Divide: (35x2y2 – 42xy2) ÷ 7y2
Answers
Step-by-step explanation:
STEP1:Equation at the end of step 1
(7y2 - 35y) + 42 = 0
STEP2:
STEP3:Pulling out like terms
3.1 Pull out like factors :
7y2 - 35y + 42 = 7 • (y2 - 5y + 6)
Trying to factor by splitting the middle term
3.2 Factoring y2 - 5y + 6
The first term is, y2 its coefficient is 1 .
The middle term is, -5y its coefficient is -5 .
The last term, "the constant", is +6
Step-1 : Multiply the coefficient of the first term by the constant 1 • 6 = 6
Step-2 : Find two factors of 6 whose sum equals the coefficient of the middle term, which is -5 .

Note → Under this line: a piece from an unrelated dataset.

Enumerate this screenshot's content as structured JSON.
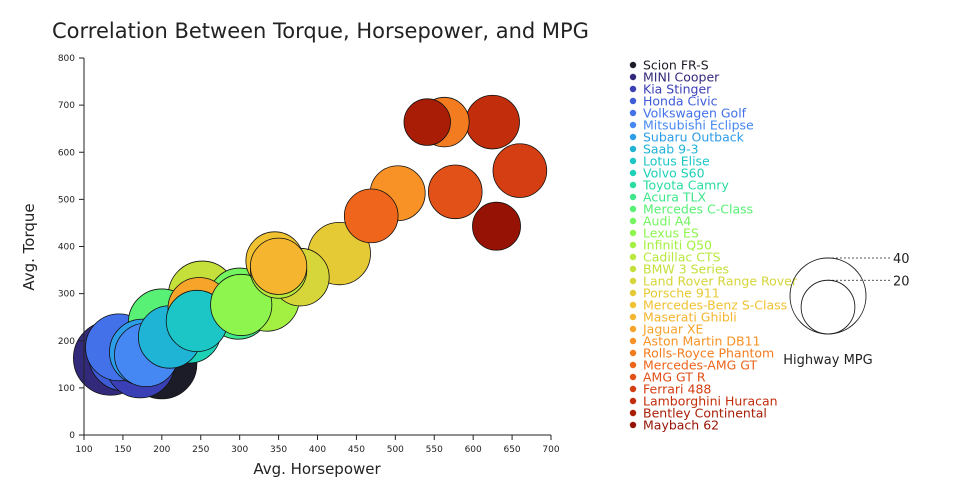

-6 + -1 = -7 -3 + -2 = -5 That's it
Step-3 : Rewrite the polynomial splitting the middle term using the two factors found in step 2 above, -3 and -2
y2 - 3y - 2y - 6
Step-4 : Add up the first 2 terms, pulling out like factors :
y • (y-3)
Add up the last 2 terms, pulling out common factors :
2 • (y-3)
Step-5 : Add up the four terms of step 4 :
(y-2) • (y-3)
Which is the desired factorization
Equation at the end of step3:
7 • (y - 2) • (y - 3) = 0
STEP4:Theory - Roots of a product
4.1 A product of several terms equals zero.
When a product of two or more terms equals zero, then at least one of the terms must be zero.
We shall now solve each term = 0 separately
In other words, we are going to solve as many equations as there are terms in the product
Any solution of term = 0 solves product = 0 as well.